Cette dépendance extrême à un segment de marché est une menace pour la solidité des avionneurs. Les actionnaires de Boeing en ont bien pris conscience durant l’affaire du 737 Max : cet appareil étant devenu invendable pour des questions de sécurité, le constructeur américain a vu sa rentabilité s’effondrer et a essuyé des pertes historiques.

Si Airbus peut se féliciter d’avoir conçu des modèles plus fiables, il n’est pas protégé contre un assèchement des ventes pour de simples raisons commerciales.

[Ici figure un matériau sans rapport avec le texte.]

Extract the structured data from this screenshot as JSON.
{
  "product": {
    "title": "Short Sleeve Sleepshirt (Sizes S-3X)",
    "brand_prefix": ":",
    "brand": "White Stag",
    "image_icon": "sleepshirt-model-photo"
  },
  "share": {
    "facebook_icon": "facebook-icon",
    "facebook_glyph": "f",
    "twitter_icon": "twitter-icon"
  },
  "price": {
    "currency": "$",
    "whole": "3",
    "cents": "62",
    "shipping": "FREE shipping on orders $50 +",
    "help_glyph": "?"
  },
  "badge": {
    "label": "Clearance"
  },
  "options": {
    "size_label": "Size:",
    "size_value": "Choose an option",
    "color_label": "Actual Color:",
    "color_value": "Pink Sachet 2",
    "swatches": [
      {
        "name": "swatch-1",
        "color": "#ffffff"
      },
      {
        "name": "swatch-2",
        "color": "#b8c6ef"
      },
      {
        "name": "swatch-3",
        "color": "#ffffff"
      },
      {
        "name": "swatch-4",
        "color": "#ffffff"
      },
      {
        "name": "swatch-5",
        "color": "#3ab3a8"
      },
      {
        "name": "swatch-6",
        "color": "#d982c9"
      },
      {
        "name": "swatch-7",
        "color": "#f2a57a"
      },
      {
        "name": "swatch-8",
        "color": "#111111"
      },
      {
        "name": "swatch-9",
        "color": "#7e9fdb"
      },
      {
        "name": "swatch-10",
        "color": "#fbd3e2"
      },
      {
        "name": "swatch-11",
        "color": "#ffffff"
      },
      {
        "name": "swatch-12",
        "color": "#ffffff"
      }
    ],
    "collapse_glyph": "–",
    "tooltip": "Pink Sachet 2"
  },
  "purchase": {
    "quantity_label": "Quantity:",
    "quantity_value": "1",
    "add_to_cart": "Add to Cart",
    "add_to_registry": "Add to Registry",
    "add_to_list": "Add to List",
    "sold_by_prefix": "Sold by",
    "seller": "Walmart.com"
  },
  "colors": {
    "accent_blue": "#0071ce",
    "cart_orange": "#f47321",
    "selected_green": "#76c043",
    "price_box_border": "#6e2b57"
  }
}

Le C919, en effet, propose dans sa version actuelle d’emporter plus de 150 passagers sur une distance de 3 000 nautical miles (nm) soit 5 556 km. Une performance quasi-identique à celles de l’A319neo d’Airbus (160 passagers sur 3 700 nm) et du 737 Max7 de Boeing (170 passagers sur 3 800 nm).

La raison de ces similitudes est simple : l’intérêt principal de ces nouveaux appareils réside dans leur nouvelle motorisation. Elle s’appuie sur un nouveau réacteur conçu et fabriqué par GE et Safran, le LEAP, qui a été produit en version LEAP-1A pour Airbus, LEAP-1B pour Boeing… avant d’être décliné en version LEAP-1C pour le C919.

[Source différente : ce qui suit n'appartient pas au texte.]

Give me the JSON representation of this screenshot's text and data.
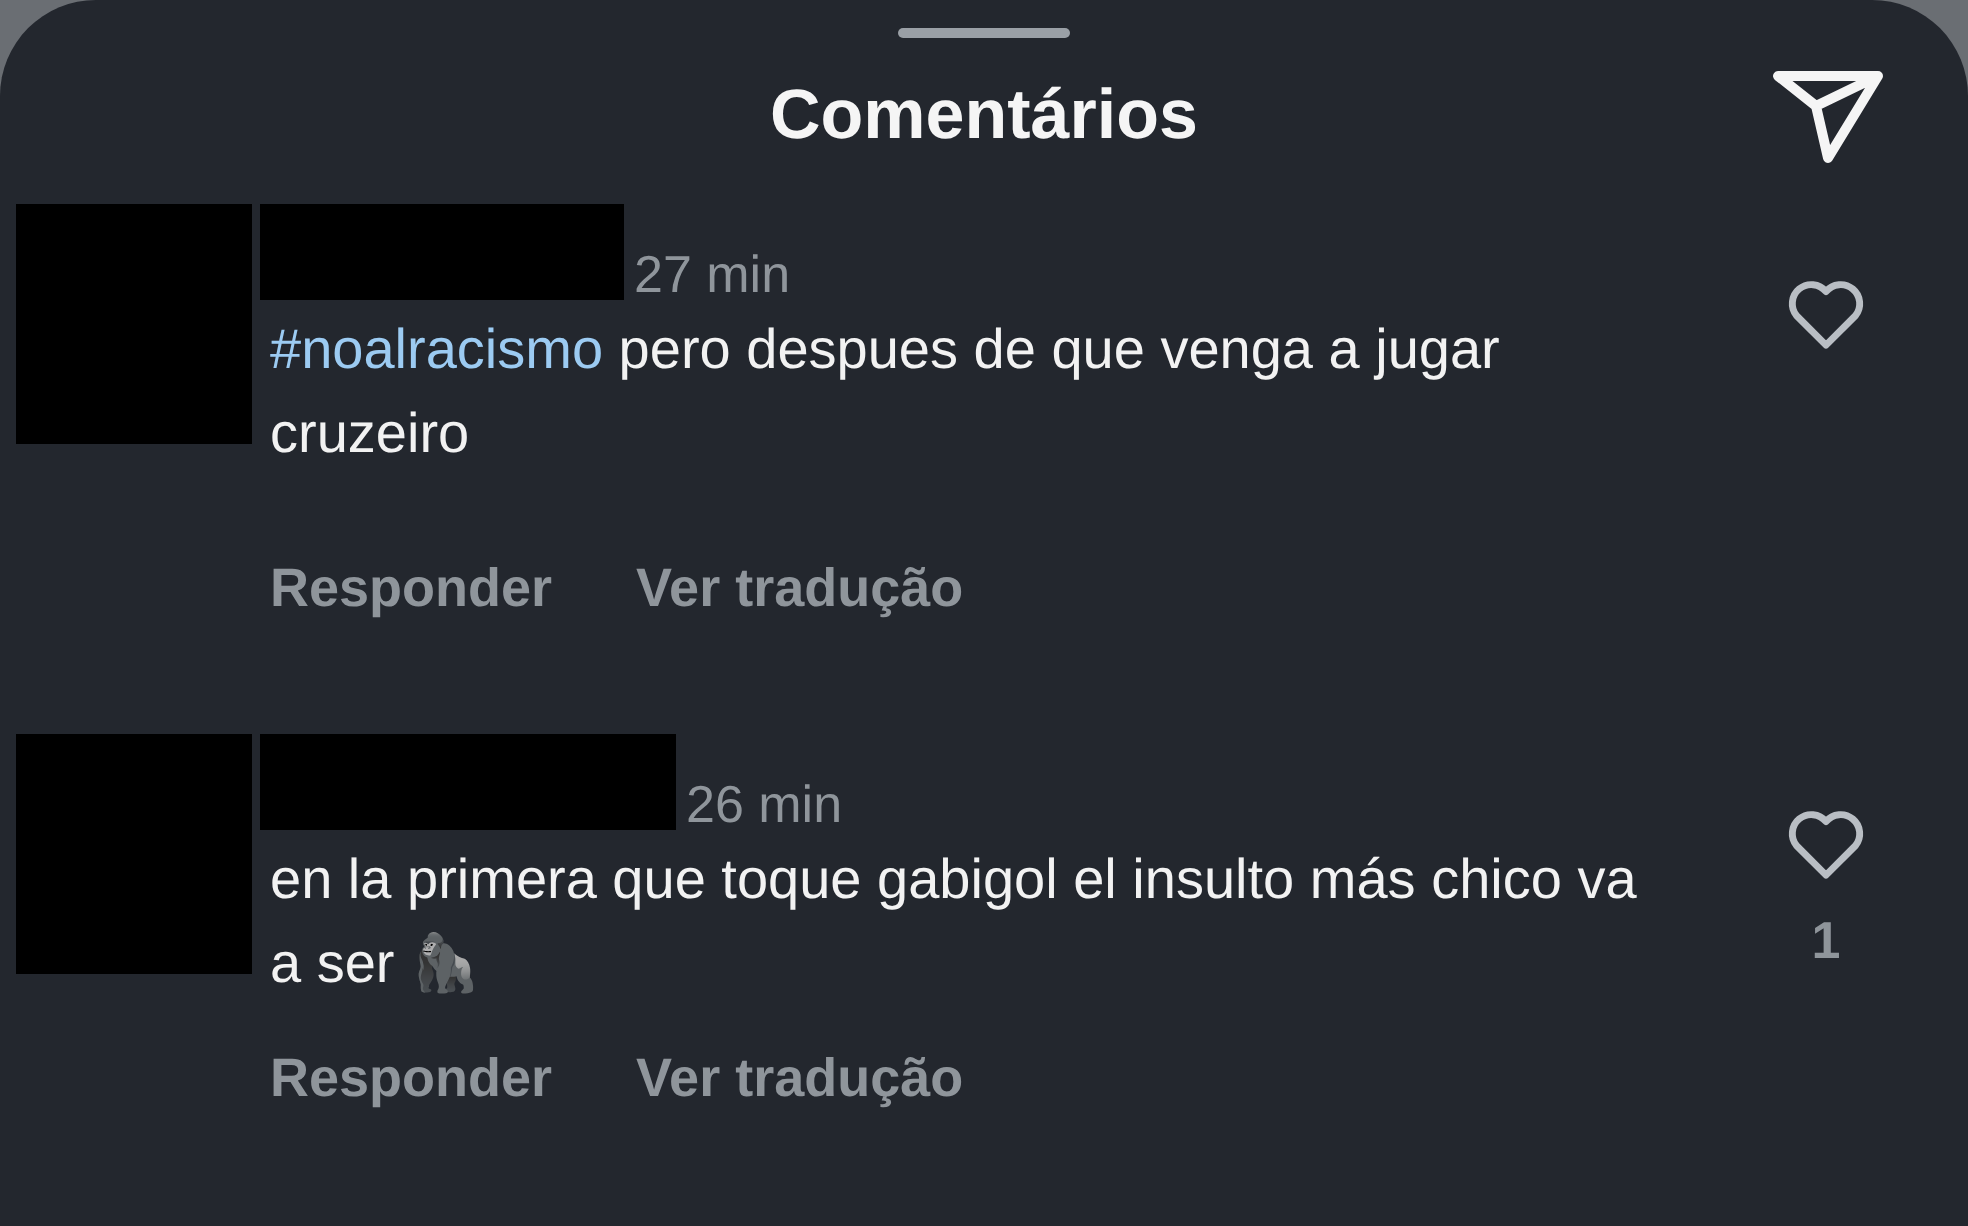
{
  "header": {
    "title": "Comentários"
  },
  "comments": [
    {
      "time": "27 min",
      "hashtag": "#noalracismo",
      "text": " pero despues de que venga a jugar cruzeiro",
      "liked": false,
      "actions": [
        "Responder",
        "Ver tradução"
      ]
    },
    {
      "time": "26 min",
      "text": "en la primera que toque gabigol el insulto más chico va a ser 🦍",
      "liked": false,
      "like_count": "1",
      "actions": [
        "Responder",
        "Ver tradução"
      ]
    }
  ]
}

Le mouvement de balancier commercial entre Boeing et Airbus de ces dernières années nous a prouvé que la fidélité des compagnies aériennes n’est que de façade. Lorsqu’il s’agit de choisir entre l’un ou l’autre des avionneurs, les compagnies choisissent surtout celui qui est capable de leur livrer un avion conforme – performances et prix se tenant dans un mouchoir de poche. Le jour où Comac pourra livrer des centaines de C919 par an, et si ces derniers s’avèrent fiables, les compagnies n’auront pas de scrupules à les commander pour renouveler leurs flottes.

 

Gare à la guerre des prix à venir

Avec un prix catalogue annoncé de 99 M$, le C919 chinois est très légèrement moins cher que l’A319neo (101 M$). Mais certains analystes estiment que Comac pourrait rapidement le proposer à une cinquantaine de millions de dollars seulement, mettant les compagnies aériennes face à des économies potentielles difficiles à refuser.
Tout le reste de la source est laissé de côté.